Muitas vezes, as pessoas com autismo podem ter comportamentos de auto-agressão, tais como: bater com a cabeça na parede/chão (por vezes, até fazer hematoma), morder a mão com tanta força que fica a marca dos dentes, estaladas ou até mesmo murros na sua própria cabeça, barriga ou outra parte do corpo, etc.
Estes momentos podem ser muito difíceis de gerir, pois pode ser muito angustiante ver a pessoa com autismo agredir-se. Deixam-nos com uma sensação de impotência e o medo invade muito facilmente. Também surge, frequentemente, o sentimento de culpa por não conseguirmos gerir a situação ou não conseguirmos impedir que a pessoa tenha este tipo de comportamentos. Contudo, é importante ter em mente que todos estão a fazer o seu melhor, tanto a pessoa com autismo como o/a cuidador/a.
Estratégias para oferecer segurança
A nossa primeira preocupação deve ser efetivamente encontrar estratégias para manter a pessoa em segurança. Nestas alturas, é importante oferecer alternativas de comportamento, tais como:
- se a pessoa bate com a cabeça nas paredes ou no chão, então podemos pegar numa almofada/bola mais macia/bola de Pilates/cobertor grosso e colocar entre a cabeça da pessoa e a parede para amortecer o choque e suavizar a superfície;
- se a pessoa estiver a morder a mão com força, então podemos oferecer-lhe outros objetos (como brinquedos de borracha) que possa morder;
- se a pessoa usa algum objeto duro para bater nela própria, então podemos calmamente e devagar retirar-lhe o brinquedo e colocar fora do seu alcance e oferecer-lhe um mais mole. Também podemos sugerir, em contrapartida, uma massagem com mais força ou apertos para a ajudar a ultrapassar esse momento.

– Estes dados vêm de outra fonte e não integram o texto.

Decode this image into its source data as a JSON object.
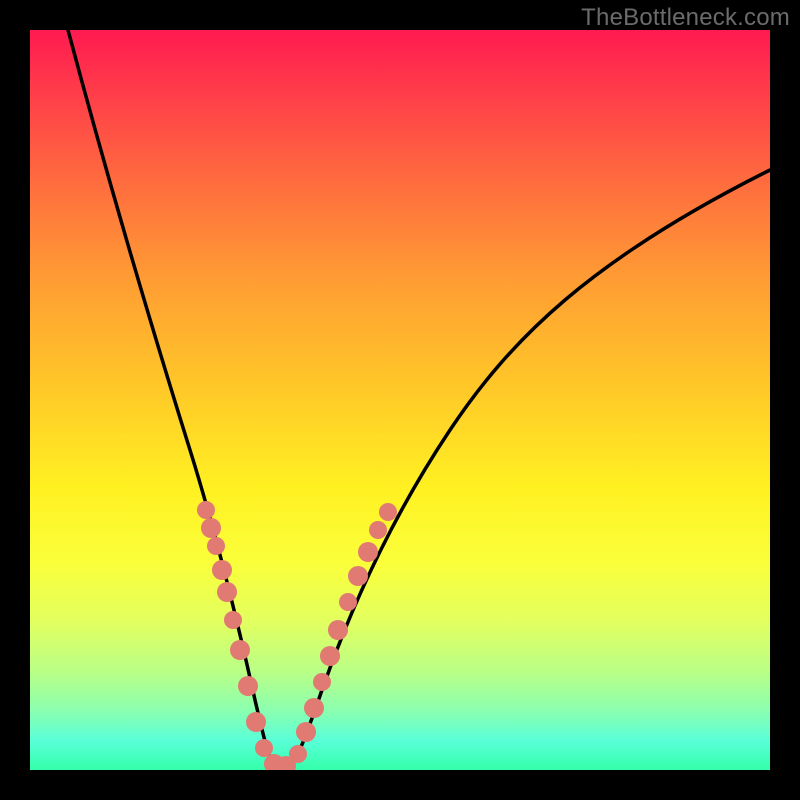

Podemos experimentar estas alternativas, mas em muitos casos, constatamos que as pessoas com autismo não aceitam estas alternativas. Fogem para outra zona, afastam-se de nós e ignoram as nossas sugestões. Então, isto deve fazer-nos questionar: porque será que continuam a ter estes comportamentos, se à primeira vista, ou na nossa perspetiva, infligem tanta dor? Com o autismo, aprendemos a olhar para as coisas com outro olhar, fora da caixa, para tentar entender o porquê de cada comportamento. Todo o comportamento é uma forma de comunicação. Frequentemente, o desafio é tentar entender o que a pessoa com autismo nos está a comunicar. O mesmo acontece com os comportamentos autoagressivos.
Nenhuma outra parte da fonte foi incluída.